确定在三维适形放疗(3D-CRT)治疗前列腺癌时,不使用固定装置或使用四种免疫固定装置之一时患者体位的可变性,并确定患者体型和盆腔周长对每种个体固定技术下患者移动的影响。
为了观察我们的固定技术是否改善了患者每日的移动情况,进行了一项回顾性分析。共有62例患者在同一机构的一台机器上接受3D-CRT治疗,采用四野盒式技术(前后对穿侧野),仰卧位,不使用固定装置或使用四种固定装置之一。比较了五组患者:(a)第1组-不使用固定装置;(b)第2组-从腰部到大腿上部的α型托架;(c)第3组-从腰部到膝盖以下的α型托架;(d)第4组-泡沫塑料腿部固定器(膝盖以下);(e)第组-水凝胶石膏模型覆盖整个腹部和骨盆至大腿中部,小腿和足部采用α型托架固定。在开始放疗前,于治疗前1天获取所有四个治疗野的门静脉造影片。随后,每周至少获取一次门静脉造影片。将门静脉造影片与模拟片进行比较,并在次日治疗前进行适当调整并验证。在我们的分析中,偏差大于0.5 cm或更大被认为具有临床意义。我们通过观察患者在治疗过程中移动的频率(总体以及在三个轴上的每一个轴上)来研究固定类型与不固定之间的差异。使用逻辑回归模型,获得每组总体和个体方向移动的概率。此外,分析了患者体型和盆腔周长对移动的影响。
最大偏差为2 cm,中位偏差为1.2 cm。对于每位患者,移动概率范围为0至76%,平均为39%。与不使用固定装置相比,使用任何固定装置在总体移动方面均未观察到显著差异,但水凝胶石膏模型组的垂直移动(9%对18%;p = 0.03)和前后方向移动(6%对15%;p = 0.14)比其他任何组都少。
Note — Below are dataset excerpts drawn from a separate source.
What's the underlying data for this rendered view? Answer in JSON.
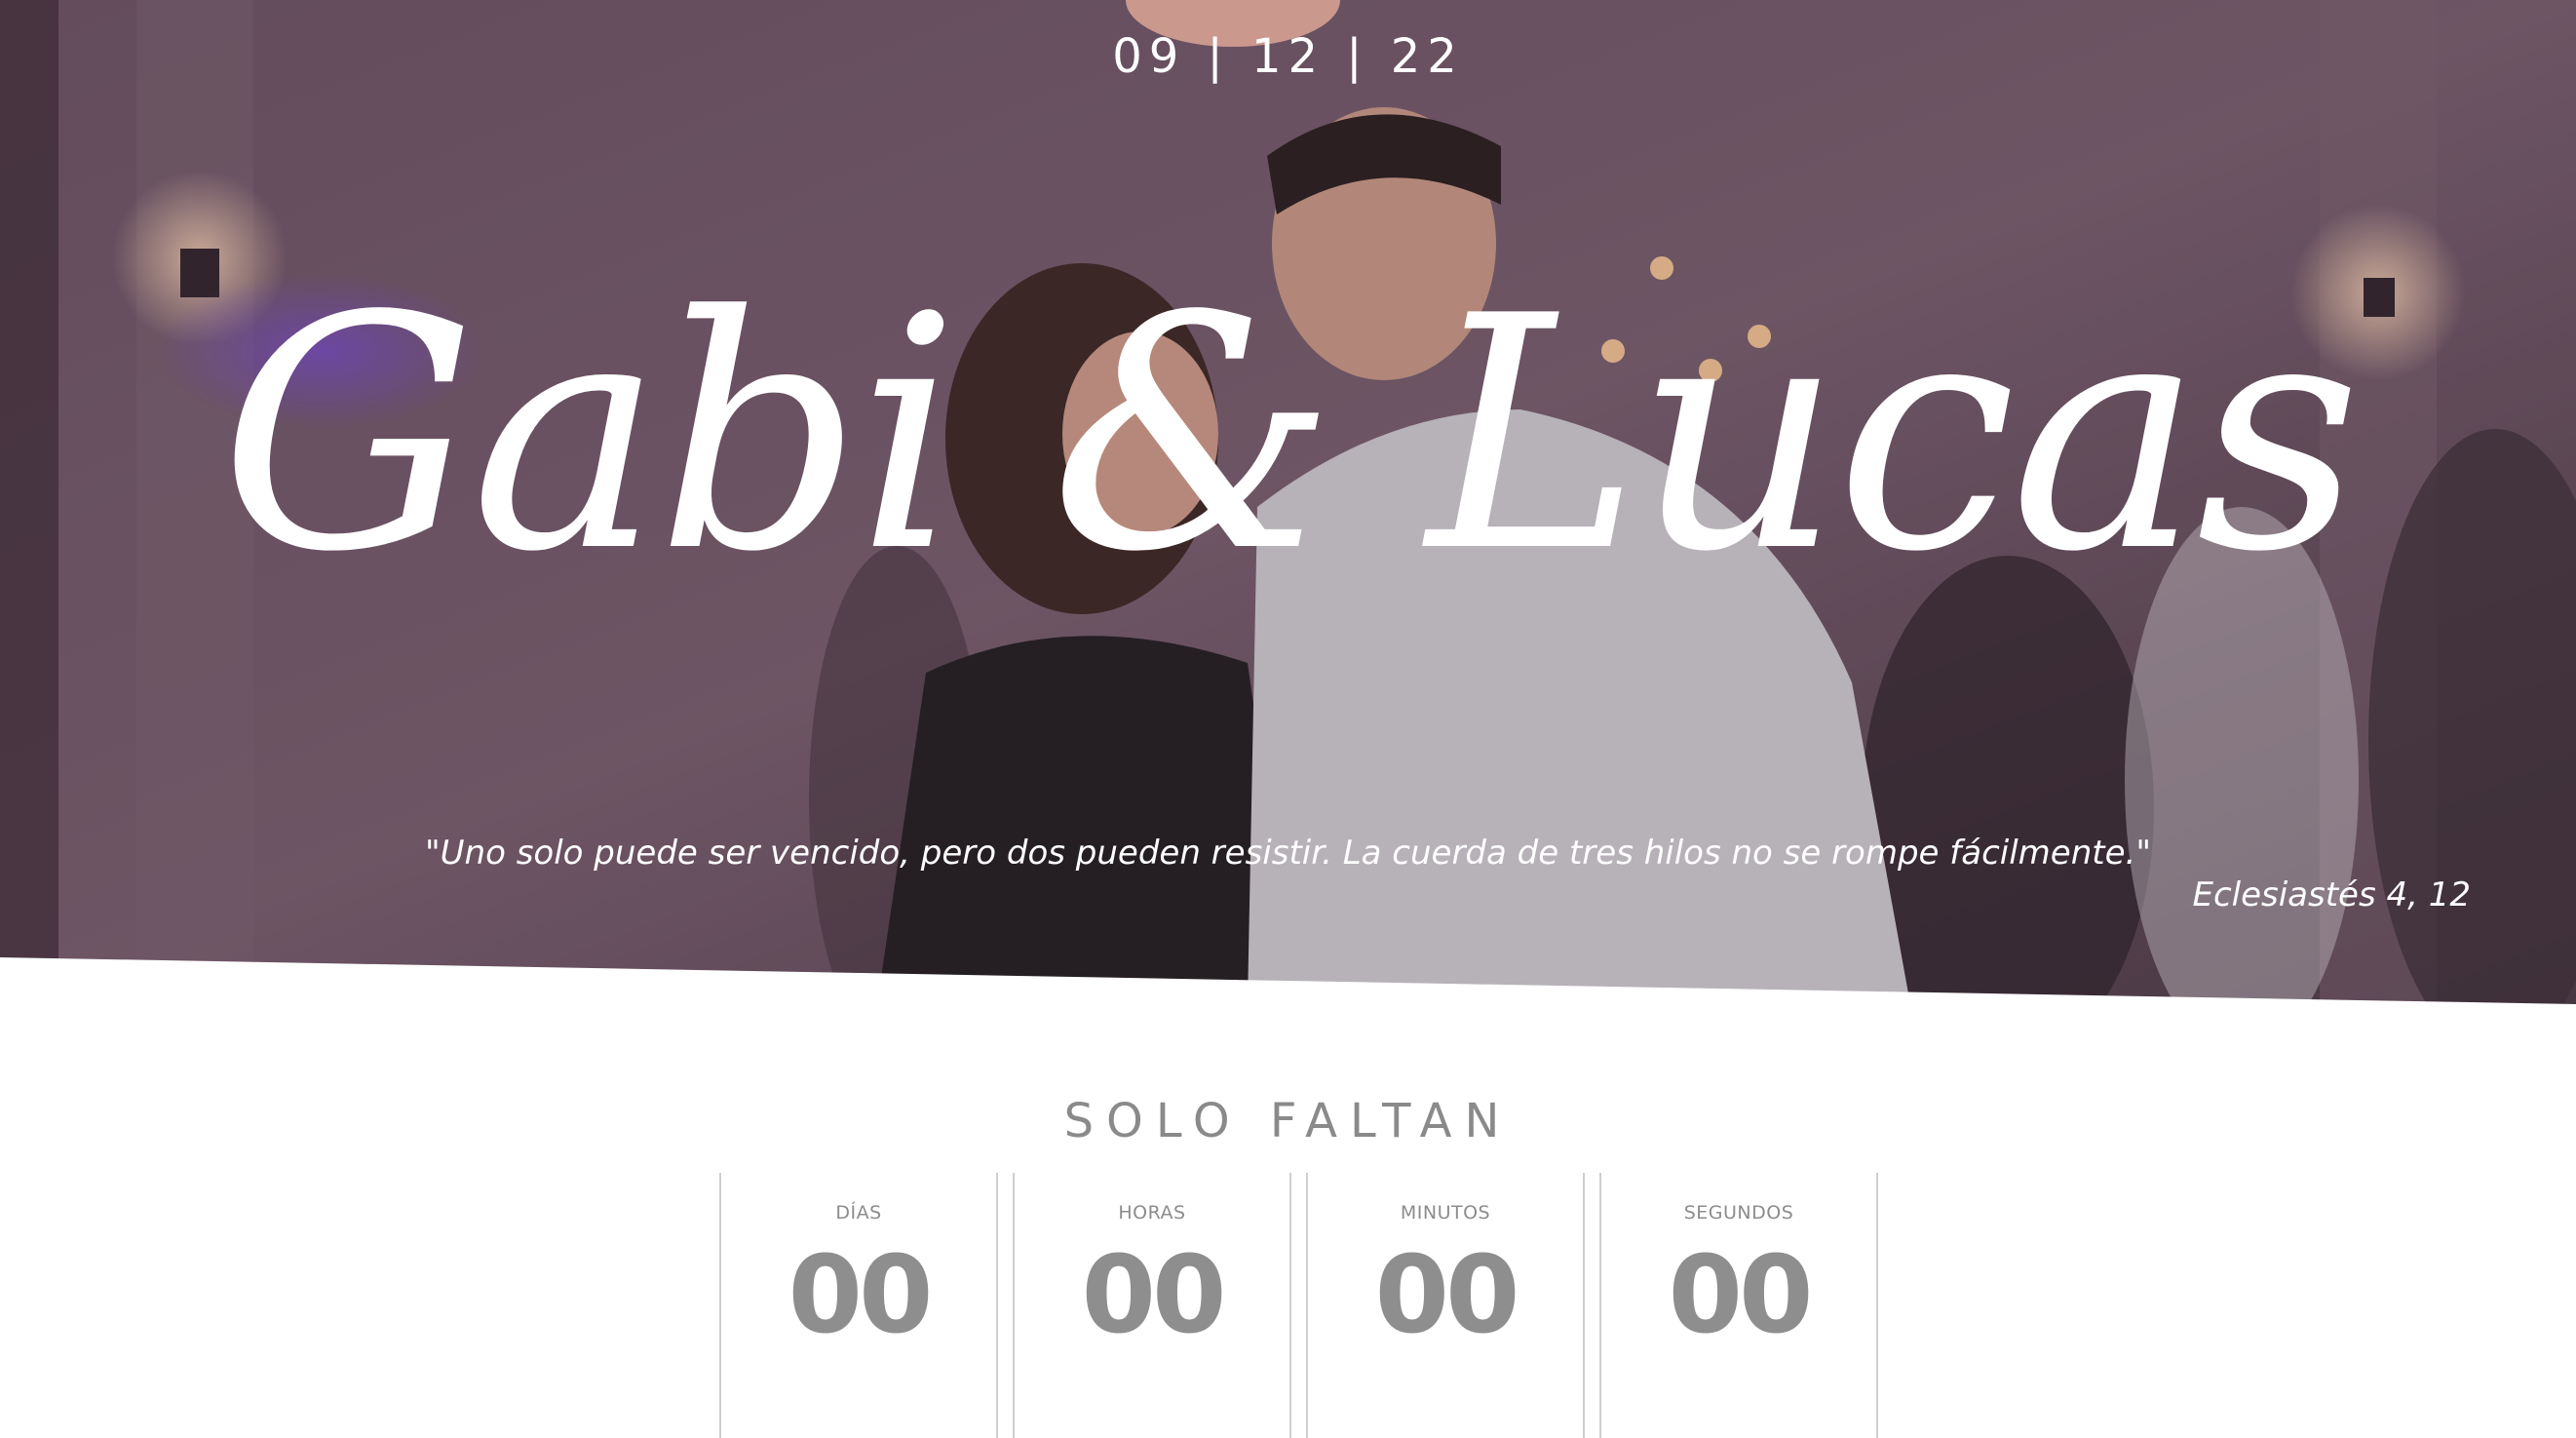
{
  "hero": {
    "date": "09 | 12 | 22",
    "names": "Gabi & Lucas",
    "quote": "\"Uno solo puede ser vencido, pero dos pueden resistir. La cuerda de tres hilos no se rompe fácilmente.\"",
    "quote_reference": "Eclesiastés 4, 12"
  },
  "countdown": {
    "title": "SOLO FALTAN",
    "units": [
      {
        "label": "DÍAS",
        "value": "00"
      },
      {
        "label": "HORAS",
        "value": "00"
      },
      {
        "label": "MINUTOS",
        "value": "00"
      },
      {
        "label": "SEGUNDOS",
        "value": "00"
      }
    ]
  },
  "colors": {
    "hero_overlay": "#5a4150",
    "countdown_text": "#8e8e8e",
    "hero_text": "#ffffff"
  }
}
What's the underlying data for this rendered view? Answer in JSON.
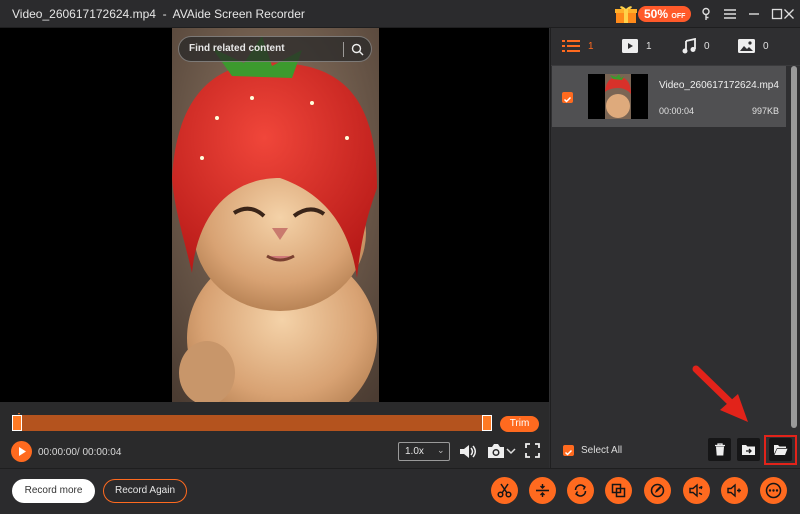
{
  "window": {
    "title": "Video_260617172624.mp4  -  AVAide Screen Recorder",
    "promo": {
      "percent": "50%",
      "suffix": "OFF"
    },
    "colors": {
      "accent": "#ff6a1f",
      "bg": "#2f2f31",
      "highlight": "#e2231a"
    }
  },
  "player": {
    "search_placeholder": "Find related content",
    "trim_label": "Trim",
    "time": "00:00:00/ 00:00:04",
    "speed": "1.0x"
  },
  "panel": {
    "tabs": [
      {
        "icon": "list-icon",
        "count": "1"
      },
      {
        "icon": "video-icon",
        "count": "1"
      },
      {
        "icon": "music-note-icon",
        "count": "0"
      },
      {
        "icon": "image-icon",
        "count": "0"
      }
    ],
    "item": {
      "name": "Video_260617172624.mp4",
      "duration": "00:00:04",
      "size": "997KB"
    },
    "select_all_label": "Select All"
  },
  "bottom": {
    "record_more": "Record more",
    "record_again": "Record Again",
    "tools": [
      "scissors-icon",
      "merge-icon",
      "convert-icon",
      "compress-icon",
      "edit-metadata-icon",
      "audio-convert-icon",
      "volume-boost-icon",
      "more-icon"
    ]
  }
}
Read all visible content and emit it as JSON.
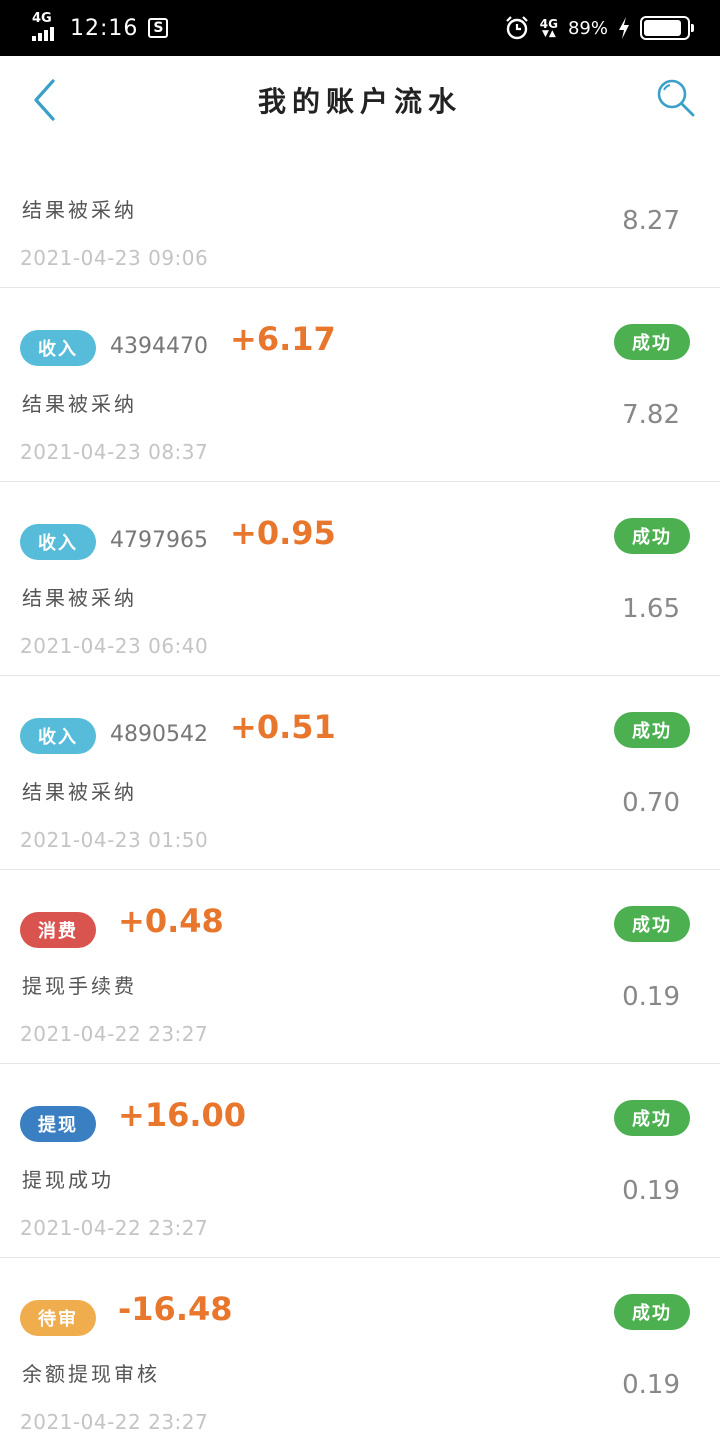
{
  "status_bar": {
    "network": "4G",
    "time": "12:16",
    "s_icon": "S",
    "network_right": "4G",
    "battery": "89%"
  },
  "header": {
    "title": "我的账户流水"
  },
  "colors": {
    "income": "#56bcd9",
    "consume": "#d9534f",
    "withdraw": "#3a7fc1",
    "review": "#f0ad4e",
    "success": "#4caf50",
    "amount": "#e8762c",
    "accent": "#3aa0c8"
  },
  "records": [
    {
      "tag": "",
      "tag_color": "#56bcd9",
      "id": "",
      "amount": "",
      "status": "",
      "desc": "结果被采纳",
      "balance": "8.27",
      "time": "2021-04-23 09:06"
    },
    {
      "tag": "收入",
      "tag_color": "#56bcd9",
      "id": "4394470",
      "amount": "+6.17",
      "status": "成功",
      "desc": "结果被采纳",
      "balance": "7.82",
      "time": "2021-04-23 08:37"
    },
    {
      "tag": "收入",
      "tag_color": "#56bcd9",
      "id": "4797965",
      "amount": "+0.95",
      "status": "成功",
      "desc": "结果被采纳",
      "balance": "1.65",
      "time": "2021-04-23 06:40"
    },
    {
      "tag": "收入",
      "tag_color": "#56bcd9",
      "id": "4890542",
      "amount": "+0.51",
      "status": "成功",
      "desc": "结果被采纳",
      "balance": "0.70",
      "time": "2021-04-23 01:50"
    },
    {
      "tag": "消费",
      "tag_color": "#d9534f",
      "id": "",
      "amount": "+0.48",
      "status": "成功",
      "desc": "提现手续费",
      "balance": "0.19",
      "time": "2021-04-22 23:27"
    },
    {
      "tag": "提现",
      "tag_color": "#3a7fc1",
      "id": "",
      "amount": "+16.00",
      "status": "成功",
      "desc": "提现成功",
      "balance": "0.19",
      "time": "2021-04-22 23:27"
    },
    {
      "tag": "待审",
      "tag_color": "#f0ad4e",
      "id": "",
      "amount": "-16.48",
      "status": "成功",
      "desc": "余额提现审核",
      "balance": "0.19",
      "time": "2021-04-22 23:27"
    }
  ]
}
然而,在检查侧向方向时,水凝胶石膏模型组的移动明显更多(32%对9%;p < 0.001)。在考虑体型和盆腔周长时,没有固定装置在减少肥胖患者或盆腔周长大于105 cm患者的移动方面有效。水凝胶石膏模型组在肥胖患者中侧向移动量显著增加(42%对23%;p < 0.05),在盆腔周长>105 cm的患者中也显著增加(33%对29%;p < 0.05)。
与不使用固定装置相比,使用任何固定装置均未观察到患者总体移动有显著减少。水凝胶石膏模型组减少了大于0.5 cm的垂直和前后方向移动。在肥胖患者或盆腔周长大于105 cm的患者中,水凝胶石膏模型组的侧向移动明显更多。水凝胶石膏模型固定似乎在减少两个非常重要的临床维度(前后和垂直)的移动方面有用。尽管有我们的研究结果,但其他固定方法可能仍然有用,特别是在治疗非肥胖患者时。显然,最佳的固定技术和患者体位尚未确定。